Hoe moeten de armen volgens de bijbel worden behandeld?



Hoe moeten de armen volgens de bijbel worden behandeld? Moeten ze werken voor alle hulp die ze krijgen? Wat leidt tot armoede?


Er zijn twee soorten arme mensen in de Bijbel. Het eerste type zijn degenen die echt behoeftig en behoeftig zijn, vaak vanwege hen. Het tweede type zijn degenen die door armoede worden getroffen, maar vaardige mensen zijn die lui zijn. Of ze zullen niet werken om de kost niet te verdienen, of ze zullen eenvoudigweg weigeren ook te werken voor de geboden hulp (zie Spreuken 6:10 - 11, 10: 4, enz.). Ze zijn eerder arm dan bij toeval.

Sommige mensen worden arm door de vernietiging van hun oogst als gevolg van een natuurramp. Een grote brand kan het verlies van een gezinshuis en levensonderhoud veroorzaken. Na de dood van een echtgenoot kan een weduwe merken dat ze heel weinig geld heeft en geen familie om haar te helpen.
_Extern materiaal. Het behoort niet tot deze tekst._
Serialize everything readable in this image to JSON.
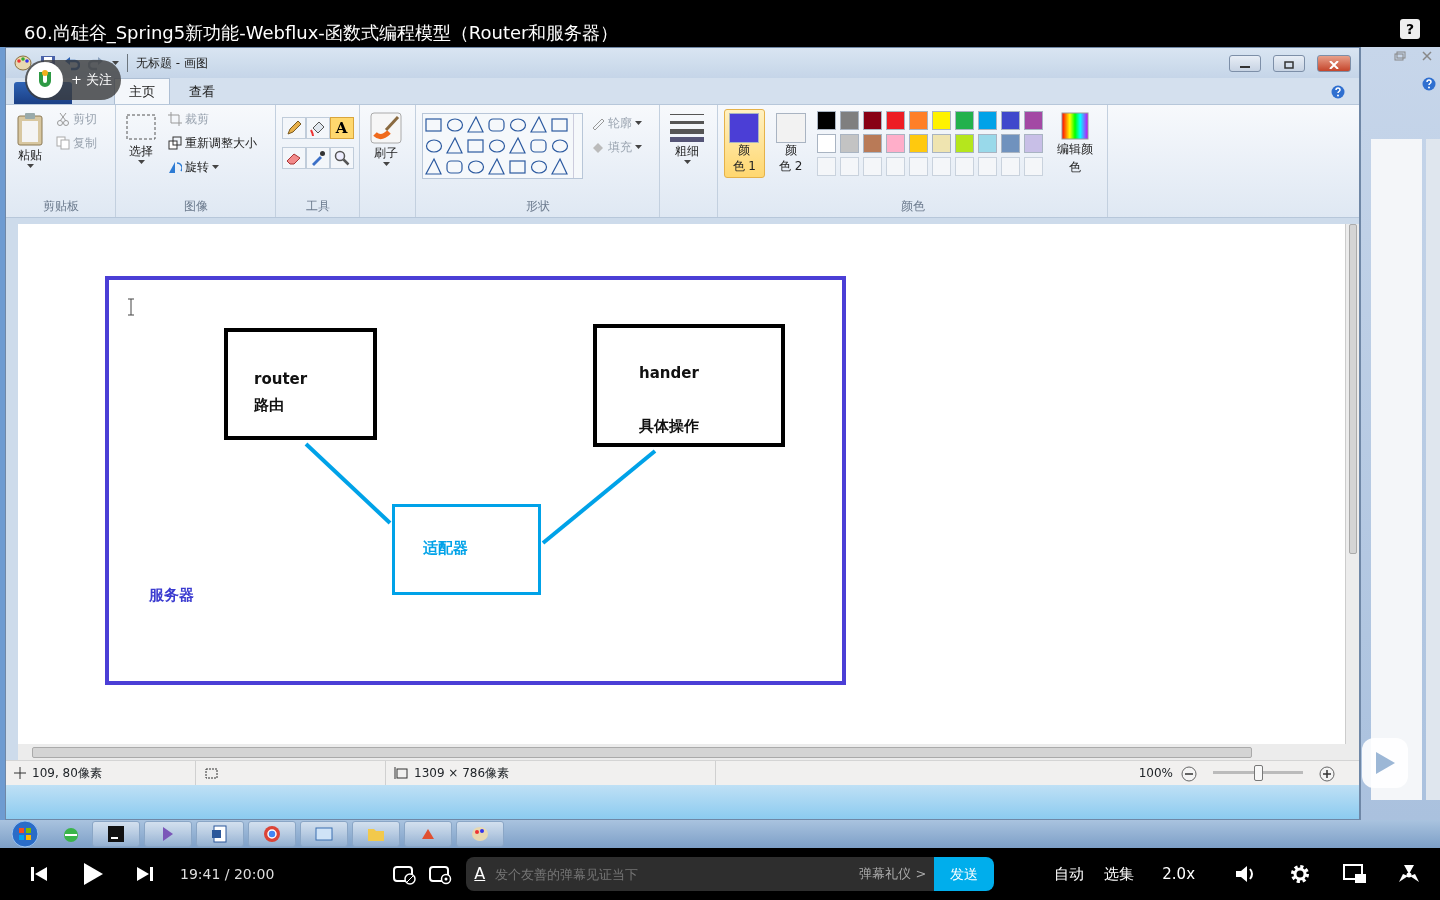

Zonder ouders wordt een weeskind berooid en arm in omstandigheden buiten zijn macht. Weer anderen hebben armoede die hen overwint vanwege ziekten of handicaps die hen verbieden om geld te verdienen.

Het is Gods wil dat we een hart van mededogen voor de armen en ellendigen ontwikkelen en hen, waar mogelijk, voorzien in de levensbehoeften. Deze behoeften omvatten voedsel, accommodatie en kleding. Jezus leerde dat hoewel onze vijand de essentiële dingen van het leven nodig heeft, we hem toch moeten helpen (Matteüs 5:44 - 45).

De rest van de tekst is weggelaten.